String Board Theory
- Saturday, April 16, 2011, 10 a.m.
- All That, 601 Lincoln Ave., Steamboat Springs
Steamboat Springs Everyone who walks in the door of All That Jazz and flips through the store’s selection of vinyl records and CDs has a musical story to tell. Store owner Joe Kboudi never gets tired of them.
“They always have a story about their favorite album, or about this band they saw play two blocks from their house that’s really huge now,” Kboudi said. “It’s the sharing of music.”
Independent music stores across the world are places where people go to engage in a communitywide conversation about music, Kboudi said. For him, that’s enough reason to celebrate the third annual Record Store Day with an all-day event and vinyl sale on Saturday.
This week, Kboudi received a shipment of 300 “new” used vinyls, ranging from Aerosmith to Tony Bennett, 1960s rock to 1980s new wave.
He said he will have a few turntables to sell, and the store also will host live music all afternoon with several musicians who decided to stay in town for mud season.
The store opens at 10 a.m. and music starts at noon with Old River Road, followed by Jody Feeley Band’s contemporary country rock and acoustic Americana from Trevor G. Potter with Walt and the Ol’ 37.
Jeff Barlow and Andrew Edmonson, of local jam rock band String Board Theory, will play an acoustic set with String Board Theory songs and covers at 3 p.m.
The Nude Blues Trio, featuring Laura Lamun, plays at 4 p.m., and DJ Chris Freese spins at 5.
Potter played the same event last year and said recognizing independent music stores is important for the music community
“In addition to having a place that all of the music junkies can go to and get their fix, it’s just also a hub for a lot of other activity,” Potter said. “People use it as a ticket outlet, people use it as a way to promote their shows and it’s just a great downtown fixture. At this point, it’s a part of the downtown fabric of Steamboat.”

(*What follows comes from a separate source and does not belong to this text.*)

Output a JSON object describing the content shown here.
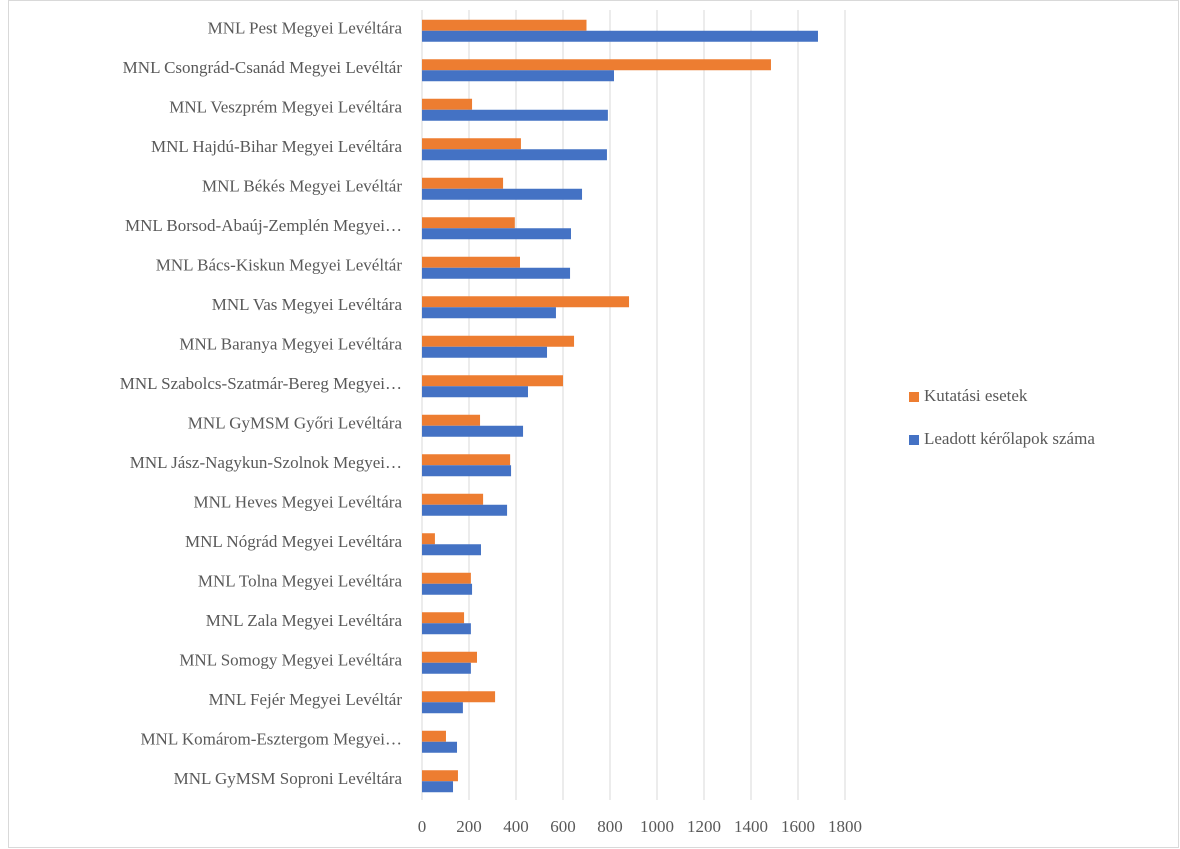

Potter said Record Store Day is a fun event with crowds of people coming in and out of the store all day long. And it supports local live musicians.
“For us unemployed musicians who are out of work during mud season, it gets us a little afternoon gig,” Potter said.
Potter is one of about 40 people who Kboudi keeps on his “call list” when he receives new vinyl records at the store. Kboudi said there are many die-hard record collectors in the area, and many younger music fans are starting to buy turntables and appreciate the way music used to be bought and heard.
“It’s just the sound of vinyl, it’s more pure, more real and it just sounds better,” Kboudi said.
He also encouraged locals to dig through their basements and bring in any used records they find, helping to continue the local musical conversation.